Il presidente Isaac Herzog ha recentemente visitato il monastero Stella Maris di Haifa, meta di giovani ultraortodossi. Venerdì scorso a migliaia di cristiani ortodossi è stato negato l’accesso alla chiesa della Trasfigurazione sul monte Tabor a causa del presunto rischio di incendio, nonostante accordi precedenti.
Il rev. Jerry Pillay, segretario generale del Consiglio ecumenico delle Chiese, ha affermato in una dichiarazione rilasciata questa settimana che la negazione del culto e le restrizioni alla vita cristiana in Israele sono inaccettabili. «Il Consiglio ecumenico delle Chiese chiede al governo di Israele di consentire il libero svolgimento del culto cristiano e degli eventi comunitari e di proteggere i diritti di libertà religiosa per tutte le persone», ha dichiarato Pillay.
Anche altre organizzazioni evangeliche hanno dovuto affrontare difficoltà in materia di visti, lasciando i sostenitori perplessi date le relazioni storicamente forti con i governi di destra di Israele.
Secondo un rapporto dell’Ufficio Centrale di Statistica, i cristiani costituiscono circa il 2% della popolazione israeliana, di cui il 75,8% sono arabi cristiani.
I legislatori del partito israeliano United Torah Judaism avevano proposto un disegno di legge che criminalizzava l’evangelizzazione cristiana, che Netanyahu aveva detto a marzo non sarebbe stato approvato.
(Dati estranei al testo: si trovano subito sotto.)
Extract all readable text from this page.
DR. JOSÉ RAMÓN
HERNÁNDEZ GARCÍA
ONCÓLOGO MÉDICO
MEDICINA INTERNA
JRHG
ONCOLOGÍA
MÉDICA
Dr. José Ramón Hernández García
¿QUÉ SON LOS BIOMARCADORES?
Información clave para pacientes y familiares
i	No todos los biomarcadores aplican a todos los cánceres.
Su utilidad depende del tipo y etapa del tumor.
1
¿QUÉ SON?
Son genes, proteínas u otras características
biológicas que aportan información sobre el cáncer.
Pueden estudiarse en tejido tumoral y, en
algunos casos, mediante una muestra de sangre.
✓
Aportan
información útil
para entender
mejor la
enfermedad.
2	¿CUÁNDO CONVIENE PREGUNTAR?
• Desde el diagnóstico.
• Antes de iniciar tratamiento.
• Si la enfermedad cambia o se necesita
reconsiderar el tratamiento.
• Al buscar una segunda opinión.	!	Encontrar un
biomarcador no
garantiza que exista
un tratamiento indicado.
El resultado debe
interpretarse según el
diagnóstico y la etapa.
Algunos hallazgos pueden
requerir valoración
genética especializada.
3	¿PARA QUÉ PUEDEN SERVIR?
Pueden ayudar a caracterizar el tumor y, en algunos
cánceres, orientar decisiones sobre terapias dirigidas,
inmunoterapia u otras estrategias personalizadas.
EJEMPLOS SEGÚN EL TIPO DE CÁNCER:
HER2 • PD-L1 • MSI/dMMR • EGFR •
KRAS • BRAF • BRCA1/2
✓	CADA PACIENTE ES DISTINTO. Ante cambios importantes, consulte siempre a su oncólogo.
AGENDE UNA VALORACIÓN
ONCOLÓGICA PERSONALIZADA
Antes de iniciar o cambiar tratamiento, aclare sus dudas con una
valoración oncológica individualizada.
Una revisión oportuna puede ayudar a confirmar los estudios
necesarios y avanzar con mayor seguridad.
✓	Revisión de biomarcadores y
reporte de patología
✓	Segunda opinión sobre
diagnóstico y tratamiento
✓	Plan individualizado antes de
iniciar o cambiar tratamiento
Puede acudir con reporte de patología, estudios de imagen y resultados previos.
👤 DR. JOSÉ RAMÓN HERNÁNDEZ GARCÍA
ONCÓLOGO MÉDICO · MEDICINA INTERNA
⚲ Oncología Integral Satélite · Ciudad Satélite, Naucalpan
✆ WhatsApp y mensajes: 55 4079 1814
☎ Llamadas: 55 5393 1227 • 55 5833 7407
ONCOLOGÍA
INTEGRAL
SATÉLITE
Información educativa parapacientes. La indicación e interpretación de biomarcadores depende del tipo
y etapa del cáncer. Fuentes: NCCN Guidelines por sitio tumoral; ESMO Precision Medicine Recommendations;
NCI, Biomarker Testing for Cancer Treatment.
Le leggi esistenti già limitano l’evangelizzazione ai minori e prevedono il carcere come incentivi finanziari per la conversione.
Il patriarca latino Pierbattista Pizzaballa ha segnalato un aumento degli attentati nel quartiere cristiano, attribuendolo ad estremisti ebrei radicali.
Durante la Settimana Santa di Pasqua, il numero di persone ammesse nella Chiesa del Santo Sepolcro a Gerusalemme è stato ridotto da 10.000 a 1.800, per motivi di sicurezza.